# SAE + Llama3 8B (4-bit) quick test
Minimal example mirroring the tutorial style: load the SAE, load a quantized model, attach the SAE, and generate text.


In [8]:
# Imports
from pathlib import Path
import re

import torch
from transformers import AutoModelForCausalLM, AutoTokenizer, BitsAndBytesConfig
from sae_lens import SAE, HookedSAETransformer


In [9]:
# Load latest SAE from runs
runs_root = Path("runs")
candidate_runs = sorted([p for p in runs_root.glob("*_llama3_8b") if p.is_dir()], key=lambda p: p.stat().st_mtime, reverse=True)
if not candidate_runs:
    raise FileNotFoundError("No *_llama3_8b run directories found.")
run_dir = candidate_runs[0]
sae_dir = run_dir / "final_sae"
if not sae_dir.exists():
    sae_dir = run_dir

DEVICE = "cuda" if torch.cuda.is_available() else "cpu"
sae = SAE.load_from_disk(sae_dir, device=DEVICE)
sae.eval()

# Map HF module paths to TransformerLens hook points (same pattern as tutorial uses TL hook names)
def tl_hook_name(path: str) -> str:
    m = re.fullmatch(r"model\.layers\.(\d+)\.mlp\.down_proj", path)
    if m:
        return f"blocks.{m.group(1)}.hook_mlp_out"
    m = re.fullmatch(r"model\.layers\.(\d+)\.self_attn\.o_proj", path)
    if m:
        return f"blocks.{m.group(1)}.attn.hook_result"
    return path

sae.cfg.metadata.hook_name = tl_hook_name(sae.cfg.metadata.hook_name)
print(f"Loaded SAE {sae_dir.name} -> hook {sae.cfg.metadata.hook_name}, d_in={sae.cfg.d_in}, d_sae={sae.cfg.d_sae}")

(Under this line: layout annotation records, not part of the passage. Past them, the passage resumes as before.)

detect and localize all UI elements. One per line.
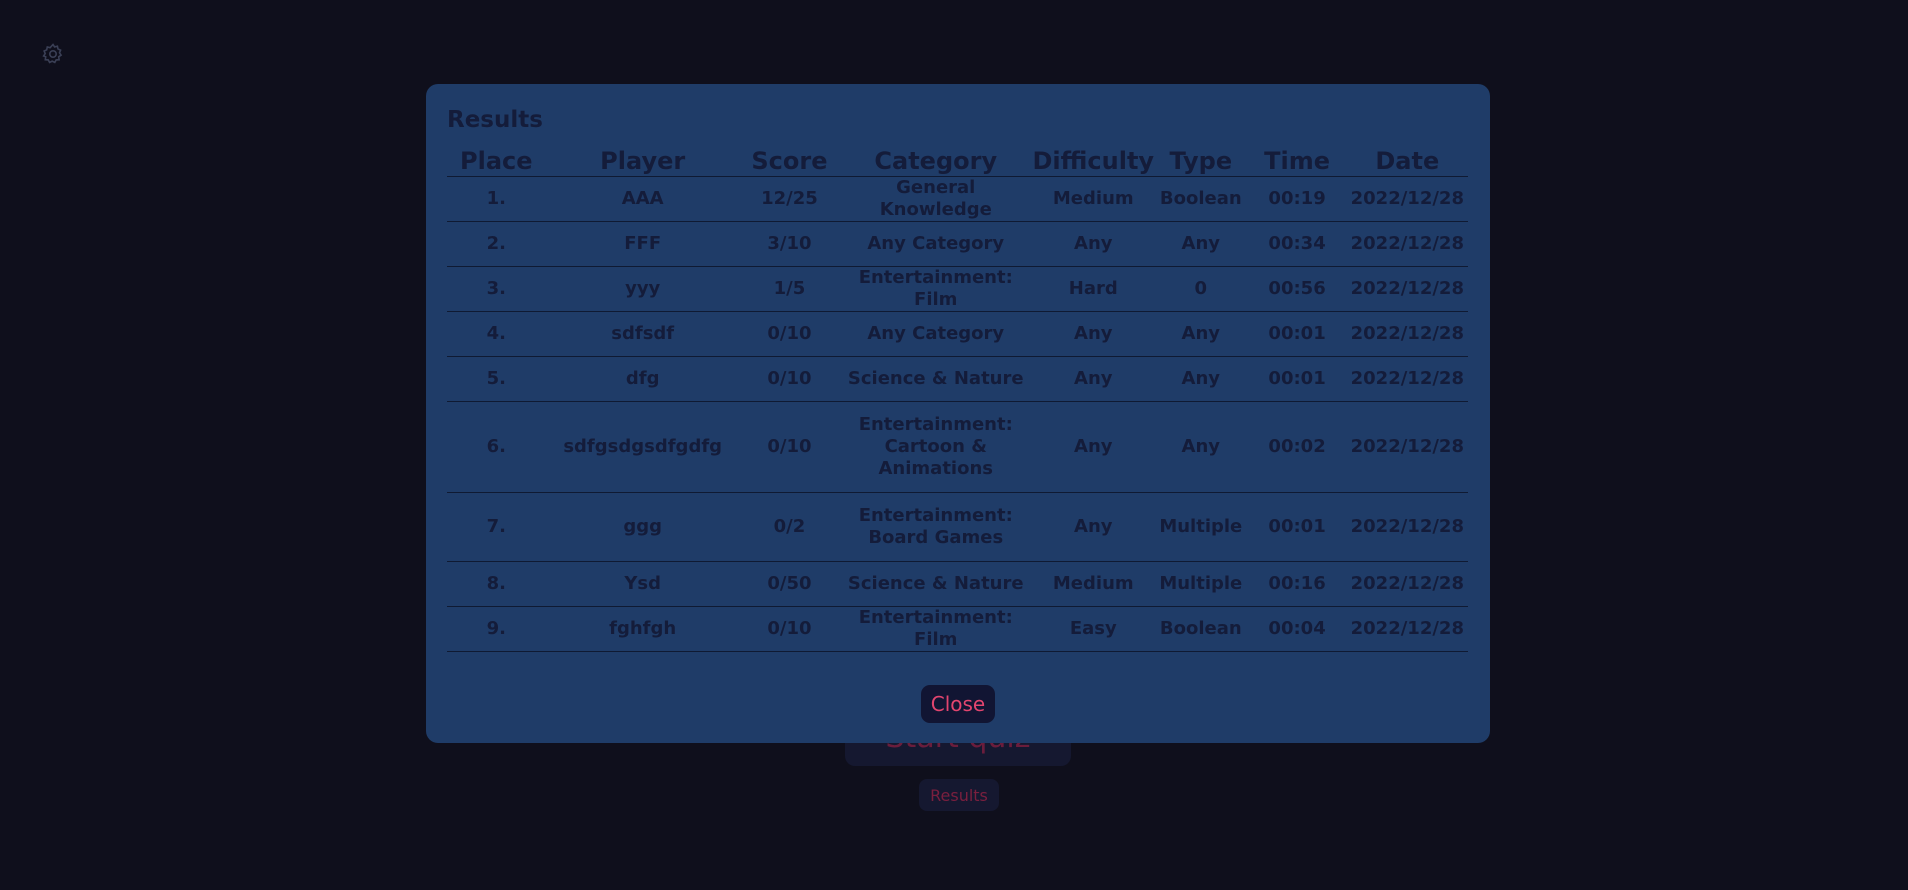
cell-player: dfg xyxy=(545,356,740,402)
cell-type: Any xyxy=(1154,311,1248,357)
table-row: 1. AAA 12/25 General Knowledge Medium Bo… xyxy=(447,176,1468,222)
cell-difficulty: Medium xyxy=(1032,561,1155,607)
cell-date: 2022/12/28 xyxy=(1346,492,1468,562)
modal-title: Results xyxy=(447,107,543,133)
results-table: Place Player Score Category Difficulty T… xyxy=(447,142,1468,652)
cell-time: 00:01 xyxy=(1247,311,1347,357)
cell-date: 2022/12/28 xyxy=(1346,606,1468,652)
column-header-place: Place xyxy=(447,142,546,177)
table-row: 3. yyy 1/5 Entertainment: Film Hard 0 00… xyxy=(447,266,1468,312)
cell-place: 2. xyxy=(447,221,546,267)
column-header-time: Time xyxy=(1247,142,1347,177)
cell-time: 00:19 xyxy=(1247,176,1347,222)
cell-category: Entertainment: Board Games xyxy=(839,492,1033,562)
cell-place: 8. xyxy=(447,561,546,607)
table-row: 5. dfg 0/10 Science & Nature Any Any 00:… xyxy=(447,356,1468,402)
column-header-score: Score xyxy=(739,142,840,177)
cell-player: FFF xyxy=(545,221,740,267)
cell-place: 7. xyxy=(447,492,546,562)
table-row: 6. sdfgsdgsdfgdfg 0/10 Entertainment: Ca… xyxy=(447,401,1468,493)
table-row: 8. Ysd 0/50 Science & Nature Medium Mult… xyxy=(447,561,1468,607)
cell-player: AAA xyxy=(545,176,740,222)
cell-difficulty: Any xyxy=(1032,311,1155,357)
cell-date: 2022/12/28 xyxy=(1346,221,1468,267)
gear-icon xyxy=(42,43,63,64)
cell-time: 00:02 xyxy=(1247,401,1347,493)
cell-score: 12/25 xyxy=(739,176,840,222)
cell-category: Any Category xyxy=(839,311,1033,357)
cell-difficulty: Any xyxy=(1032,401,1155,493)
cell-time: 00:01 xyxy=(1247,356,1347,402)
cell-date: 2022/12/28 xyxy=(1346,356,1468,402)
column-header-date: Date xyxy=(1346,142,1468,177)
table-row: 2. FFF 3/10 Any Category Any Any 00:34 2… xyxy=(447,221,1468,267)
cell-player: sdfsdf xyxy=(545,311,740,357)
cell-type: 0 xyxy=(1154,266,1248,312)
cell-date: 2022/12/28 xyxy=(1346,311,1468,357)
cell-type: Multiple xyxy=(1154,561,1248,607)
cell-player: sdfgsdgsdfgdfg xyxy=(545,401,740,493)
cell-type: Boolean xyxy=(1154,176,1248,222)
cell-difficulty: Medium xyxy=(1032,176,1155,222)
cell-player: fghfgh xyxy=(545,606,740,652)
cell-date: 2022/12/28 xyxy=(1346,401,1468,493)
cell-category: Entertainment: Film xyxy=(839,266,1033,312)
table-row: 7. ggg 0/2 Entertainment: Board Games An… xyxy=(447,492,1468,562)
cell-difficulty: Easy xyxy=(1032,606,1155,652)
cell-date: 2022/12/28 xyxy=(1346,176,1468,222)
cell-category: Science & Nature xyxy=(839,356,1033,402)
cell-place: 5. xyxy=(447,356,546,402)
column-header-category: Category xyxy=(839,142,1033,177)
column-header-player: Player xyxy=(545,142,740,177)
table-row: 9. fghfgh 0/10 Entertainment: Film Easy … xyxy=(447,606,1468,652)
cell-score: 0/10 xyxy=(739,311,840,357)
settings-button[interactable] xyxy=(40,41,66,67)
cell-place: 4. xyxy=(447,311,546,357)
cell-score: 0/10 xyxy=(739,356,840,402)
cell-score: 1/5 xyxy=(739,266,840,312)
cell-category: Science & Nature xyxy=(839,561,1033,607)
cell-player: Ysd xyxy=(545,561,740,607)
table-header-row: Place Player Score Category Difficulty T… xyxy=(447,142,1468,177)
cell-type: Any xyxy=(1154,356,1248,402)
cell-time: 00:16 xyxy=(1247,561,1347,607)
cell-type: Any xyxy=(1154,401,1248,493)
cell-time: 00:01 xyxy=(1247,492,1347,562)
close-button[interactable]: Close xyxy=(921,685,995,723)
cell-place: 6. xyxy=(447,401,546,493)
cell-category: Any Category xyxy=(839,221,1033,267)
column-header-difficulty: Difficulty xyxy=(1032,142,1155,177)
cell-score: 0/10 xyxy=(739,606,840,652)
results-modal: Results Place Player Score Category Diff… xyxy=(426,84,1490,743)
cell-time: 00:04 xyxy=(1247,606,1347,652)
cell-score: 0/10 xyxy=(739,401,840,493)
cell-difficulty: Any xyxy=(1032,492,1155,562)
table-row: 4. sdfsdf 0/10 Any Category Any Any 00:0… xyxy=(447,311,1468,357)
cell-date: 2022/12/28 xyxy=(1346,266,1468,312)
cell-category: Entertainment: Cartoon & Animations xyxy=(839,401,1033,493)
cell-player: yyy xyxy=(545,266,740,312)
cell-difficulty: Any xyxy=(1032,356,1155,402)
cell-date: 2022/12/28 xyxy=(1346,561,1468,607)
cell-type: Any xyxy=(1154,221,1248,267)
cell-score: 3/10 xyxy=(739,221,840,267)
cell-time: 00:34 xyxy=(1247,221,1347,267)
column-header-type: Type xyxy=(1154,142,1248,177)
cell-category: Entertainment: Film xyxy=(839,606,1033,652)
cell-player: ggg xyxy=(545,492,740,562)
cell-type: Boolean xyxy=(1154,606,1248,652)
cell-place: 3. xyxy=(447,266,546,312)
cell-type: Multiple xyxy=(1154,492,1248,562)
cell-difficulty: Hard xyxy=(1032,266,1155,312)
cell-difficulty: Any xyxy=(1032,221,1155,267)
results-button[interactable]: Results xyxy=(919,779,999,811)
cell-time: 00:56 xyxy=(1247,266,1347,312)
cell-category: General Knowledge xyxy=(839,176,1033,222)
cell-score: 0/2 xyxy=(739,492,840,562)
cell-place: 9. xyxy=(447,606,546,652)
cell-place: 1. xyxy=(447,176,546,222)
cell-score: 0/50 xyxy=(739,561,840,607)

Loaded SAE final_sae -> hook blocks.15.hook_mlp_out, d_in=4096, d_sae=16384


In [10]:
# Inspect SAE encode/decode shapes on dummy activation
with torch.no_grad():
    dummy = torch.zeros(1, 1, sae.cfg.d_in, device=sae.device, dtype=sae.dtype)
    encoded = sae.encode(dummy)
    decoded = sae.decode(encoded)
print(f"encode shape: {encoded.shape}, decode shape: {decoded.shape}")


encode shape: torch.Size([1, 1, 16384]), decode shape: torch.Size([1, 1, 4096])


In [11]:
# Load 4-bit quantized model and wrap in HookedSAETransformer
model_name = sae.cfg.metadata.model_name
bnb_config = BitsAndBytesConfig(
    load_in_4bit=True,
    bnb_4bit_quant_type="nf4",
    bnb_4bit_compute_dtype=torch.bfloat16 if DEVICE == "cuda" else torch.float32,
    bnb_4bit_use_double_quant=True,
)

hf_model = AutoModelForCausalLM.from_pretrained(
    model_name,
    quantization_config=bnb_config,
    device_map=None,
    torch_dtype=torch.bfloat16 if DEVICE == "cuda" else torch.float32,
)

tokenizer = AutoTokenizer.from_pretrained(model_name, use_fast=True)

model = HookedSAETransformer.from_pretrained(
    model_name,
    hf_model=hf_model,
    tokenizer=tokenizer,
    device=DEVICE,
    move_to_device=False,
)
model.eval()
print("Model ready (4-bit)")


Loading checkpoint shards: 100%|██████████| 4/4 [00:11<00:00,  2.76s/it]


RuntimeError: The size of tensor a (8388608) must match the size of tensor b (4096) at non-singleton dimension 1

In [None]:
# Sanity check: ensure hook exists and activation width matches SAE d_in
assert sae.cfg.metadata.hook_name in model.hook_dict, f'Hook {sae.cfg.metadata.hook_name} not in model.hook_dict'
with torch.no_grad():
    tokens = model.to_tokens('Hello world', prepend_bos=True)
    _, cache = model.run_with_cache(tokens, names_filter=[sae.cfg.metadata.hook_name])
    acts = cache[sae.cfg.metadata.hook_name]
    print('Hook activation shape', acts.shape)
    assert acts.size(-1) == sae.cfg.d_in, f'Activation last dim {acts.size(-1)} != SAE d_in {sae.cfg.d_in}. Check hook name or SAE config.'
    flat = acts.view(-1, acts.size(-1))
    encoded = sae.encode(flat)
    print('SAE encode shape', encoded.shape)


In [None]:
# Generate with SAE attached
prompt = "Once upon a time, a helpful robot"
with model.saes(saes=[sae]):
    output = model.generate(
        prompt,
        max_new_tokens=60,
        temperature=0.7,
        stop_at_eos=True,
        verbose=False,
    )
print(output)